Die Wohnmaschine von Le Corbusier

Einer der wichtigsten Vertreter dieser Stilrichtung war der Architekt und Bildhauer Le Corbusier. Mit der Unité d’Habitation entwickelte er einen Wohnhaustyp, der als brutalistischer Prototyp in Serie gehen sollte. Durch die wirtschaftliche Effizienz wollte der Visionär den Wohnkomfort demokratisieren und einer breiten Masse zugänglich machen. Sein Leitbild war die  vertikale Stadt, die Wohnraum und Infrastruktur übereinander stapelte. Dabei musste der Bau die Umgebung nicht miteinbeziehen, er konnte an jedem beliebigen Ort umgesetzt werden. Mit diesem Entwurf der Wohnmaschine, der bis heute umstritten ist, lieferte er den Vorläufer der Plattenbauten. Seit 2016 gehören 17 seiner Bauten zum UNESCO-Welterbe.

In den 1990er Jahren fand eine Trendwende statt und Architekten empfanden die Bauten großteils als Bausünden und ästhetischen Vandalismus. Hinzu kam, dass der Beton nach all den Jahren erodiert, verschmutzt und vermoost war.

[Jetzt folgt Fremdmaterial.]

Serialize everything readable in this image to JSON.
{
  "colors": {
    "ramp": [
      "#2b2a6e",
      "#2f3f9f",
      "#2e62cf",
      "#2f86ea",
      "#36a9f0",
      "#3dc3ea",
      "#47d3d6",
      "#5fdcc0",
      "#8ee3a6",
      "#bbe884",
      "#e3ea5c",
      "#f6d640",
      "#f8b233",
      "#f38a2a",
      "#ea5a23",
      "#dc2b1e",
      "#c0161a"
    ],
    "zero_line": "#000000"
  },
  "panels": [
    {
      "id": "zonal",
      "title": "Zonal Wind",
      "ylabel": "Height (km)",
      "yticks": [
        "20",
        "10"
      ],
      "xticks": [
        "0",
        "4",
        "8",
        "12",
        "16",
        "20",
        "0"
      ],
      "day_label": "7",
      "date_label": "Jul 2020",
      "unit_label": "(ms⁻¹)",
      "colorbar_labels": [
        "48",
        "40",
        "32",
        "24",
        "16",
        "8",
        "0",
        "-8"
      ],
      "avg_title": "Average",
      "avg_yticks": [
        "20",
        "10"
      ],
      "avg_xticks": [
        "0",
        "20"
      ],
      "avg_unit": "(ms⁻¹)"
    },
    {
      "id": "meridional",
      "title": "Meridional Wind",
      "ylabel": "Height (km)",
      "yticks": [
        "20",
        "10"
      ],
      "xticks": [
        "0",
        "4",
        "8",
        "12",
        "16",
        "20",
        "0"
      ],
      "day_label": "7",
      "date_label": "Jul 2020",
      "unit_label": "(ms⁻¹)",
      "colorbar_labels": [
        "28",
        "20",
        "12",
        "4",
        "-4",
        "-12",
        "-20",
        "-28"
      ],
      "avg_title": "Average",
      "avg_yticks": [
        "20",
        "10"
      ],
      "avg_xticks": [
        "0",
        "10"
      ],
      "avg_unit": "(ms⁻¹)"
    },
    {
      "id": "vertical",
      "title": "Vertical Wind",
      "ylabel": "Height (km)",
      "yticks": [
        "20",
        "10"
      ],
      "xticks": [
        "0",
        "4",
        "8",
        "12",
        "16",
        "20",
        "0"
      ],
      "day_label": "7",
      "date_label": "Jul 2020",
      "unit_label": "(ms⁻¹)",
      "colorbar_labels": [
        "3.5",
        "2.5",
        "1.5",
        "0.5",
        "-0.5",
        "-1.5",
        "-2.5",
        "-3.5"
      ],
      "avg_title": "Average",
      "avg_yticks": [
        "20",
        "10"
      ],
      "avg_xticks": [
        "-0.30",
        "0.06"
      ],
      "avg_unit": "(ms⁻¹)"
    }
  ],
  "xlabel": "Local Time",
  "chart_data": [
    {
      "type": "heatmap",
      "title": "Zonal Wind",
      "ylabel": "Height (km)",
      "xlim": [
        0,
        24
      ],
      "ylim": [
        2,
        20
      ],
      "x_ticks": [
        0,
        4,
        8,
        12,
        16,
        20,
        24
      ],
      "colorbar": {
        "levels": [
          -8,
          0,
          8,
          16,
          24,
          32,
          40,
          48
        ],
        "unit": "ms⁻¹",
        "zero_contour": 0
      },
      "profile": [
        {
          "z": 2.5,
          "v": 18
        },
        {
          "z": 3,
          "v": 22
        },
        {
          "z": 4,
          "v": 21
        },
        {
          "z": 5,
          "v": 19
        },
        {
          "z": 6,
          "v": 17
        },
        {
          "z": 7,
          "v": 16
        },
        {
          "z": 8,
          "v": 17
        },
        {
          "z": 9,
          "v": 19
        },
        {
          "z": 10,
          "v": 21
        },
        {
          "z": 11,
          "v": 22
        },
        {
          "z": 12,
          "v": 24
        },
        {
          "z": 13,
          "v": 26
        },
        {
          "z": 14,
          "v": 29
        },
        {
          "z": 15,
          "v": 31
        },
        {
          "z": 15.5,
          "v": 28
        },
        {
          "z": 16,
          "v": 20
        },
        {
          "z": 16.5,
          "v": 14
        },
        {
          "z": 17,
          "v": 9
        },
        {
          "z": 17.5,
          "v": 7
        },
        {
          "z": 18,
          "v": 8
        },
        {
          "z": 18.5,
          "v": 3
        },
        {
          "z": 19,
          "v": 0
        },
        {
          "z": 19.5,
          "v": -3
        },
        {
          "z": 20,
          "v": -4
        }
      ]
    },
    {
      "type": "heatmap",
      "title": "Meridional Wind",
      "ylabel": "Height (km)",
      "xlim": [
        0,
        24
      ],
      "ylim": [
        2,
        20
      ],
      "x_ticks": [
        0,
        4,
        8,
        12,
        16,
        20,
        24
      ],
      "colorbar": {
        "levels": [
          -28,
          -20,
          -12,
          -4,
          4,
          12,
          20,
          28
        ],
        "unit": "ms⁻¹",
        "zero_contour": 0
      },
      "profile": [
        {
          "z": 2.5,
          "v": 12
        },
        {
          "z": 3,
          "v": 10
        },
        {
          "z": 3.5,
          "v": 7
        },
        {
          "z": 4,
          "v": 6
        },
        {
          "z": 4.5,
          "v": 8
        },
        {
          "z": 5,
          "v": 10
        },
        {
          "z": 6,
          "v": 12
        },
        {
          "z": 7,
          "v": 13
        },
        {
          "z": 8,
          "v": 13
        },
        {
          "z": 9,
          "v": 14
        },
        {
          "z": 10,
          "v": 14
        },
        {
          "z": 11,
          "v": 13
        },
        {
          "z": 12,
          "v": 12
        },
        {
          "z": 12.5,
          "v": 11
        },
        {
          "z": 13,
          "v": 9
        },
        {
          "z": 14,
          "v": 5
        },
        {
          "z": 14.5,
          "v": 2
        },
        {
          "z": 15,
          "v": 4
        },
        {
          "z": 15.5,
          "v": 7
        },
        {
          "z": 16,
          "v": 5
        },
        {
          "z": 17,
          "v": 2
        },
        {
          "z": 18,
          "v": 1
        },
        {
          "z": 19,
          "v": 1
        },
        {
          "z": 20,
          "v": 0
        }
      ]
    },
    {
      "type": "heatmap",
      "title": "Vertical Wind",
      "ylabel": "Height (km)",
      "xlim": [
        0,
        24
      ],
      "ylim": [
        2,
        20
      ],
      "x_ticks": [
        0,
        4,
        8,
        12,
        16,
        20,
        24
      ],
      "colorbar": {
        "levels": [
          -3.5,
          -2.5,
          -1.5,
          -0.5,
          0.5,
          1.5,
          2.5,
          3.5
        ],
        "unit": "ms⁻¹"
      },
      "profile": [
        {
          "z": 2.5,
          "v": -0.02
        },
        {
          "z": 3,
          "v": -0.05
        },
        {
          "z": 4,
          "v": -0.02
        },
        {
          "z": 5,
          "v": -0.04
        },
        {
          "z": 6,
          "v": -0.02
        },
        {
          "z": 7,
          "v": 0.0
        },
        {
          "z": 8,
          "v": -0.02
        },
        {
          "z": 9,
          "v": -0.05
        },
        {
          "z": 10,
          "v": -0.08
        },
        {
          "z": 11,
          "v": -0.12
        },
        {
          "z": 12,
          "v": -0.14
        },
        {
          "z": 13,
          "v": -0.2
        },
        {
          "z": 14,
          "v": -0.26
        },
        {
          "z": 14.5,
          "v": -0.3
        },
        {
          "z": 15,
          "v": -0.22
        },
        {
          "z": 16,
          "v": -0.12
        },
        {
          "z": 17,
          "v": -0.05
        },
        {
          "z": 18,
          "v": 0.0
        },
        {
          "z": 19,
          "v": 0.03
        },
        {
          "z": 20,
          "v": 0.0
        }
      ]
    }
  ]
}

Erst in den letzten Jahren, als zahlreiche Bauten vor dem Abriss standen, erfuhr der Brutalismus ein neues Revival. Plötzlich sind sie wieder in, die Betonklötze der Nachkriegszeit und werden in sozialen Medien, Ausstellungen und zahlreichen neuen Publikationen gefeiert. Bei all dem Hype geht es nicht allein um die kultige, brachiale Ästhetik des Baustils. Für viele wecken die abgetakelten Bunker nostalgische Erinnerungen an eine Zeit, als der ideologische Entwurf vom sozialen Miteinander in Beton gegossen wurde. Doch genauso wie sie von den einen heiß geliebt werden, sagen andere voller Überzeugung: Das kann weg!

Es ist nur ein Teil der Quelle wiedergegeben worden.